Early 2000’s – People Search For Alternative Fuels

The Post 9/11 world and our incursions into the Middle East brought a substantial backlash in terms of our budgets. Gas prices started to soar, and with the now fully established SUV market that was developed in the ’90s, many were taking a pretty big hit. For others, their older (diesel) car had the opportunity for a significant comeback.

How Could Diesel Engines Handle Alternate Fuels?

For starters, older diesel engines had the tolerance levels that could go much higher than standard petroleum engines. With head gaskets made of iron vs aluminum, the strength of the engine provides enough toughness to handle anything you can throw in it. Thus, these were the perfect engines to test out alternative fuels. Any sort of bio-oil can serve as a producer of energy if the mixture is right.

Components of Biodiesel

In order for one to utilize the benefits of biodiesel, a well-distributed mixture of vegetable, peanut, or another plant-based oil needs to be mixed with equal parts of actual diesel. This helps to obtain the appropriate combustion rate for your engine to run through effectively. Yes- you still need some diesel fuel, but not nearly as much. Mixing the two components can be a time-consuming task, but the value for yourself and the environment is far greater than you can imagine. Some of the best oils to use are Soy, Canola, Peanut, and Olive.

Trucking, Shipping and Public Transportation Switch To Biodiesel

Many high emissions industries have made the switch to alternative energy consumption. The trucking industry has made an effective impact on the popularity of utilizing Biodiesel. Many European public transportation systems in places like France, Germany, and England have also switched. This has made drastic changes to their public transportation systems to include some form of biodiesel.

US Market and Future of Biodiesel

Industries have arisen to improve and perfect the usage of biofuels across the US. Many businesses utilize the use of biofuels and an emerging (yet still niche) industry over the production of such fuels has emerged. These often focus on larger operations rather than for public use. These methods have walked (somewhat) hand in hand with other alternative fuel solutions.

Why Hasn’t Biodiesel Replaced Fossil Fuels?

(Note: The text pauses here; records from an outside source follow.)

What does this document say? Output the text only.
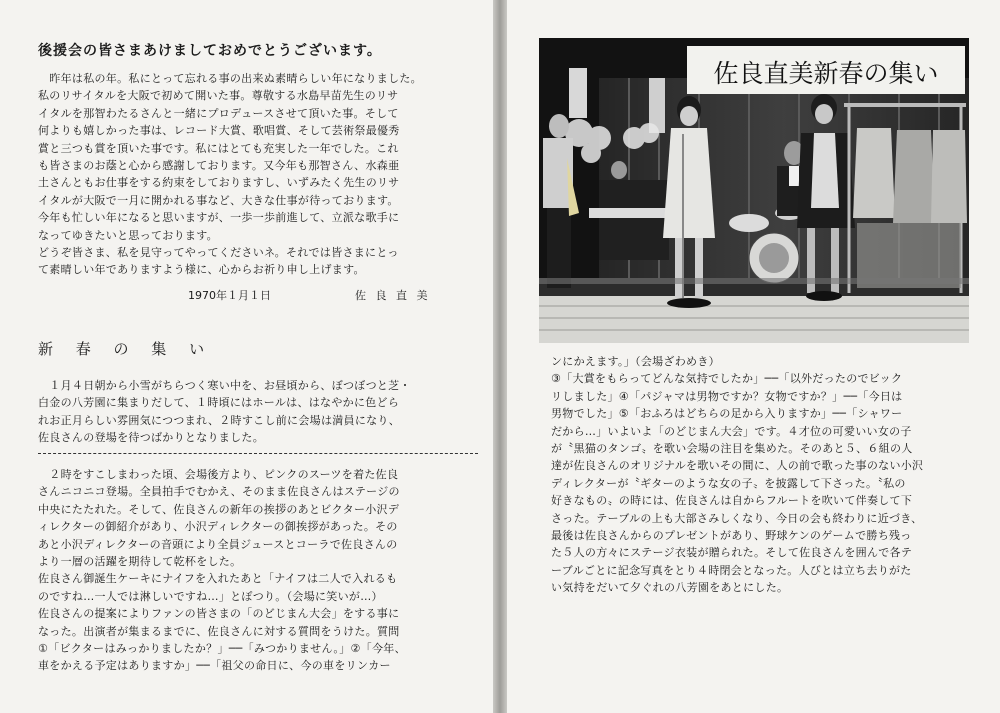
後援会の皆さまあけましておめでとうございます。
　昨年は私の年。私にとって忘れる事の出来ぬ素晴らしい年になりました。
私のリサイタルを大阪で初めて開いた事。尊敬する水島早苗先生のリサ
イタルを那智わたるさんと一緒にプロデュースさせて頂いた事。そして
何よりも嬉しかった事は、レコード大賞、歌唱賞、そして芸術祭最優秀
賞と三つも賞を頂いた事です。私にはとても充実した一年でした。これ
も皆さまのお蔭と心から感謝しております。又今年も那智さん、水森亜
土さんともお仕事をする約束をしておりますし、いずみたく先生のリサ
イタルが大阪で一月に開かれる事など、大きな仕事が待っております。
今年も忙しい年になると思いますが、一歩一歩前進して、立派な歌手に
なってゆきたいと思っております。
どうぞ皆さま、私を見守ってやってくださいネ。それでは皆さまにとっ
て素晴しい年でありますよう様に、心からお祈り申し上げます。
1970年１月１日	佐 良 直 美
新 春 の 集 い
　１月４日朝から小雪がちらつく寒い中を、お昼頃から、ぼつぼつと芝・
白金の八芳園に集まりだして、１時頃にはホールは、はなやかに色どら
れお正月らしい雰囲気につつまれ、２時すこし前に会場は満員になり、
佐良さんの登場を待つばかりとなりました。
　２時をすこしまわった頃、会場後方より、ピンクのスーツを着た佐良
さんニコニコ登場。全員拍手でむかえ、そのまま佐良さんはステージの
中央にたたれた。そして、佐良さんの新年の挨拶のあとビクター小沢デ
ィレクターの御紹介があり、小沢ディレクターの御挨拶があった。その
あと小沢ディレクターの音頭により全員ジュースとコーラで佐良さんの
より一層の活躍を期待して乾杯をした。
佐良さん御誕生ケーキにナイフを入れたあと「ナイフは二人で入れるも
のですね…一人では淋しいですね…」とぽつり。（会場に笑いが…）
佐良さんの提案によりファンの皆さまの「のどじまん大会」をする事に
なった。出演者が集まるまでに、佐良さんに対する質問をうけた。質問
①「ビクターはみっかりましたか？」──「みつかりません。」②「今年、
車をかえる予定はありますか」──「祖父の命日に、今の車をリンカー
佐良直美新春の集い
ンにかえます。」（会場ざわめき）
③「大賞をもらってどんな気持でしたか」──「以外だったのでビック
リしました」④「パジャマは男物ですか？女物ですか？」──「今日は
男物でした」⑤「おふろはどちらの足から入りますか」──「シャワー
だから…」いよいよ「のどじまん大会」です。４才位の可愛いい女の子
が〝黒猫のタンゴ〟を歌い会場の注目を集めた。そのあと５、６組の人
達が佐良さんのオリジナルを歌いその間に、人の前で歌った事のない小沢
ディレクターが〝ギターのような女の子〟を披露して下さった。〝私の
好きなもの〟の時には、佐良さんは自からフルートを吹いて伴奏して下
さった。テーブルの上も大部さみしくなり、今日の会も終わりに近づき、
最後は佐良さんからのプレゼントがあり、野球ケンのゲームで勝ち残っ
た５人の方々にステージ衣装が贈られた。そして佐良さんを囲んで各テ
ーブルごとに記念写真をとり４時閉会となった。人びとは立ち去りがた
い気持をだいて夕ぐれの八芳園をあとにした。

Although this alternative has caught the eyes of thousands across the world, many individuals simply do not own older diesel engines. On top of that, while diesel engines may improve emissions, they don’t improve your car. Studies have shown that the performance rates for cars that utilize an alternative fuel source receive about 5-8% less gas mileage. This coincides with the 5-8% loss in power for vehicles that use it. You have to step on the gas harder, which means more fuel is used. Another factor is the wear on the engine. Where non-equal mixes can occur, this can lead to your engine locking up and the many components becoming stuck. Many users of biodiesel are often mixing their own fuel in their garage or basement. This will often lead to imperfections in the combination process.

Electric Cars

With the invention of solar and electric cars now drastically emerging in the US market, many have ditched the classic DIY approach to fueling their cars. This is in order to move onto a better and more fuel effective range. With Tesla’s Model S, Model 3, and now their “Cybertruck”, the benefits of electric far outweigh the benefits of utilizing an oil-based energy platform.

Food Prices Will Surge.

Another major factor in why biofuels haven’t necessarily taken off is the price. A lot of the US relies on corn and peanuts for food additives. Once Americans start using these oils for their cars, the demand will skyrocket. Food prices will become astronomical and the benefits wouldn’t be worth it.

Overall Implications of Biodiesel

Colder temperature areas such as Boston or anywhere in the Northeast will cause the oils to separate and gunk up. The climate needs to be generally unmoving (which was where Southern Californians hopped on this immediately). Although it remains an awesome alternative, many aren’t willing to put the time into converting their engine. For those that have it already installed, the idea of stealing oil from Mcdonalds and other fast food eateries is also a turn-off.